# Roses had me running around !



## sailor (Feb 5, 2010)

I just woke up this morning to the sound of nibbling! 
I listened out and found the source of the noise beneath my shelving unit in my bedroom, instantly knew it could only be the hamster, due to other escape routines.
I am not keen on little rodents, due to their teeth and being bitten numerous times as a child. So I couldnt handle her, but I also didnt want to wake my Daughter (its her pet) at such an early ungodly hour, so I set about blocking of any escape routes from the shelving unit, then set up a safe trap ( a box on its side with food in it ) and waited for her to walk in, then I picked up the box and returned her safely to her cage.

Which is where I saw the massive hole in the side of her cage, over night she had chewed the plastic base away completely intil there was a hole big enough for her to get through it 

Rosie is safely back in her cage and I have blocked up the hole with her tunnels etc inside and also taped cardboard across the outside of the hole.
This is just a temporary measure ofcourse.

This cage obviously has design flaws, because the water bottle comes through the plastic base, which is where she saw a small hole and has turned it into a big hole 

I would urge people to avoid buying such cages! Especially if they have a little houdini like my Daughter does!
I wouldnt mind but Rosie is spoilt with toys, treats and play time... but all she ever does is run round looking for escape routes, no matter where she is ARGH

Is this just a young (I think she is roughly 6 months) hamsters normal behaviour to run fast everywhere and try to escape 24/7 ? Its hard to hold her because she is soo fast and wanting to dive off the edge of your hand 

Rosie is officially causing grey hairs :lol:


----------



## Guest (Sep 13, 2011)

aww bless her, unfortunately some can chew out of the plastic bases. What cage is it?
Does she have a suitable wheel?
What hamster is she?


----------



## sailor (Feb 5, 2010)

B3rnie said:


> aww bless her, unfortunately some can chew out of the plastic bases.
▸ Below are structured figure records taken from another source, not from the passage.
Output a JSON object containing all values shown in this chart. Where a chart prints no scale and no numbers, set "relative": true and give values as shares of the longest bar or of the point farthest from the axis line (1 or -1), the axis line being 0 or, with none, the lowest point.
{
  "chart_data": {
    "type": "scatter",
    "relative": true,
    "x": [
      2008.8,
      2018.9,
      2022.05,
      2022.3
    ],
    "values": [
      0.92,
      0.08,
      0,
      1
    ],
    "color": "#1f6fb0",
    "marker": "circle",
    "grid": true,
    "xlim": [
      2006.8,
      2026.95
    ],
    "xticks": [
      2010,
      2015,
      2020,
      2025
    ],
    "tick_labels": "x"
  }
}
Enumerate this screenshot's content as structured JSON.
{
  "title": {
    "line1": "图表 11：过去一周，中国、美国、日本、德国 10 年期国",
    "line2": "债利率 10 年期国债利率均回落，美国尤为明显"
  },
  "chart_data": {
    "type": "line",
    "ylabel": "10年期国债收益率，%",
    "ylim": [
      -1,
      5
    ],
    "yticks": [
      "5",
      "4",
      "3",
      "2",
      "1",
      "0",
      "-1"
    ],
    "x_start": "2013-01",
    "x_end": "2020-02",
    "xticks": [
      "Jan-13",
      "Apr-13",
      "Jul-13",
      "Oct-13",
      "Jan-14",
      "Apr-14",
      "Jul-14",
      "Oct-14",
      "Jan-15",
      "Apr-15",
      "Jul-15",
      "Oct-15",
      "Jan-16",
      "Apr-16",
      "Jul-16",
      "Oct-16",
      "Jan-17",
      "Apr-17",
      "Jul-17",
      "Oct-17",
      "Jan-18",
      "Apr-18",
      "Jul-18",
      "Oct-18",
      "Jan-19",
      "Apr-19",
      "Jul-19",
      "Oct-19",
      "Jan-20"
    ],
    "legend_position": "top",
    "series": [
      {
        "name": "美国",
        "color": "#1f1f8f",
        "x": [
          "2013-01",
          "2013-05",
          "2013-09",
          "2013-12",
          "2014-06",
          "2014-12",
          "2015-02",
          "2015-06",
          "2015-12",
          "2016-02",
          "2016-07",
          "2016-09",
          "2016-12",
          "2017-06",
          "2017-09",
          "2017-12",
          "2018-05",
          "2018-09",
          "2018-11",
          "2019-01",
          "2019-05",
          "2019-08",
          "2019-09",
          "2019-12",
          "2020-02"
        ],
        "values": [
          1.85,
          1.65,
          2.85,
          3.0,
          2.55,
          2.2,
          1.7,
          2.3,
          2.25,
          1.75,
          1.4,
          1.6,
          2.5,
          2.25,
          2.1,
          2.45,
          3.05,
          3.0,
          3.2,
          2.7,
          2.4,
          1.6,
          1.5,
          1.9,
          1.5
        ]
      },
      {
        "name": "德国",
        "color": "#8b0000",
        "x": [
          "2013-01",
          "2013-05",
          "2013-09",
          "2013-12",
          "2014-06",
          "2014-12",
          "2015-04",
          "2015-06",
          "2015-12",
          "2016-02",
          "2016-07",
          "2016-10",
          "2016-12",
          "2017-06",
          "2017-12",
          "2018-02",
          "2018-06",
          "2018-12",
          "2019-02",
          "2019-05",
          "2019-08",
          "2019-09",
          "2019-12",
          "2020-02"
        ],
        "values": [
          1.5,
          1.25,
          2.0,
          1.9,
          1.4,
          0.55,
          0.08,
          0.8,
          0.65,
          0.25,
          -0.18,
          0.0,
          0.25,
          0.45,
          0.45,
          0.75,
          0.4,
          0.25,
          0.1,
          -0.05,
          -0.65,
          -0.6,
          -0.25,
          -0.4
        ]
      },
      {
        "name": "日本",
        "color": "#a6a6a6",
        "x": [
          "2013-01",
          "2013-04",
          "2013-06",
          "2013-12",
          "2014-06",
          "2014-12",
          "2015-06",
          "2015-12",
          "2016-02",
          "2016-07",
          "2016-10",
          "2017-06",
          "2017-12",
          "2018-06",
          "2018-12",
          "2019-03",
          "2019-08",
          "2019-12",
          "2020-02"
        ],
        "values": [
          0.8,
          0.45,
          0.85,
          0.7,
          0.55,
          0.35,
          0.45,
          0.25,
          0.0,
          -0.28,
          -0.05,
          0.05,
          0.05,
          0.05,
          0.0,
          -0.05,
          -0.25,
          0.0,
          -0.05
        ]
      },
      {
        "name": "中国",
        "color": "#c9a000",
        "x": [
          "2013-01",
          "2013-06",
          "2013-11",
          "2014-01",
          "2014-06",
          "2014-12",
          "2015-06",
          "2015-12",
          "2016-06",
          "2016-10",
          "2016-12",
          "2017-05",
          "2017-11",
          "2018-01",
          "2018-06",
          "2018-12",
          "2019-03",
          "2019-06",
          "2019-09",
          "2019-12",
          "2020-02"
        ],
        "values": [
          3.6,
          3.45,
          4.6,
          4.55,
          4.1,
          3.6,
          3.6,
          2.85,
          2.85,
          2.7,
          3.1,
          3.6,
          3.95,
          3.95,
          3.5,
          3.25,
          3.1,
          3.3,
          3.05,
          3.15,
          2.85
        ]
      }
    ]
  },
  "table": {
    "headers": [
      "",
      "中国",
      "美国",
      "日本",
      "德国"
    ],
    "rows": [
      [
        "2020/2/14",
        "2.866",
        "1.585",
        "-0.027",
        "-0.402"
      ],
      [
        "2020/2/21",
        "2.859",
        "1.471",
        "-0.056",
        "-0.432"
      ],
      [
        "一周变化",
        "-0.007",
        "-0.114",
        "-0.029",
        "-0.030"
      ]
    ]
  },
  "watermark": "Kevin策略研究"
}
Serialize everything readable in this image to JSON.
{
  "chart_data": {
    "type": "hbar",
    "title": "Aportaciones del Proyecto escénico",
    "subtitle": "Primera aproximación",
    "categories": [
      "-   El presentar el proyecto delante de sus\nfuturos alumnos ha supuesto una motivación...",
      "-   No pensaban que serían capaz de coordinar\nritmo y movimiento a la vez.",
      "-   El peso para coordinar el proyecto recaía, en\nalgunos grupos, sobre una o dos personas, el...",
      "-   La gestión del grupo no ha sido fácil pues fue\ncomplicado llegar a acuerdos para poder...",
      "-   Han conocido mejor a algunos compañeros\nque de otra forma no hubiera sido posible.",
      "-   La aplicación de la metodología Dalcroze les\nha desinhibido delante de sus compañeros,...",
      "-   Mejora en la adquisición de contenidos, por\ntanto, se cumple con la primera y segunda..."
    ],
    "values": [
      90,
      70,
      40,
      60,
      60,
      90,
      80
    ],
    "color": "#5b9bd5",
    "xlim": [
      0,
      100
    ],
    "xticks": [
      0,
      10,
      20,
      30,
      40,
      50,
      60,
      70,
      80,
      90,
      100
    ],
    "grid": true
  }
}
What cage is it?
> Does she have a suitable wheel?
> What hamster is she?


Complete forgot I had posted this thread  sorry!

It was a completely plastic cage, with just a wire flap lip on the top.I cant remember what make it was now, but it was brought from pets @ home.

She is a syrian hamster and yes there was a wheel in the cage, not sure how suitable it could have been classed as, but she used it altho not often.
She had alot of chewable toys in her cage made from all kinds of materials, like wood, rope and cardboard.
She just never seemed all that bothered with anything in her cage, just on how to get out of it !

She now lives in a large rubber/plastic bucket, which she has soo far not chewed her way out of or escaped from! I have looked at more cages, but all seem to have a plastic base with some form of lip on it that I just know she will beable to get her teeth round enough to beable to start chewing through it! I dont want to buy another cage intil I know she wont beable to chew through the base.

We let her out every day, but once out if we are holding her for example she just runs as fast as she can and tries to jump free from your hands and is just constantly on the look out for ways to get to the floor and make a run for it! I had her on my bed so she could run around with more freedom but she just ran straight to the edge and scarpered down the side of the mattress and hid under the bed for what felt like ages. Eventually we managed to lure her out with food and got her into her exercise ball for a proper run about. She is a very high energy hamster and seems to have a longing for freedom.
I have had my Daughter sat in the bath to handle her with no worry of her escaping, but Rosie just tries to climb up the sides to escape or like usual, runs as fast as she can around looking for an escape route :lol:


----------



## Guest (Oct 5, 2011)

The ZooZone 2 is a great cage for a syrian (they are offer at the moment as well, just scroll down to the bottom of the page) Range of Hagen Ovo luxury expanding hamster cage systems at up to 50% off the RRP all you have to do is mesh the lid as the bars are a bit wide 
She shouldn't be able to chew out of those as there is no lip for her to grab hold of 

What size is her wheel, as syrians need a minimum of an 8 inch wheel as any smaller causes them pain as it makes them arch their back in an un-natural way.


----------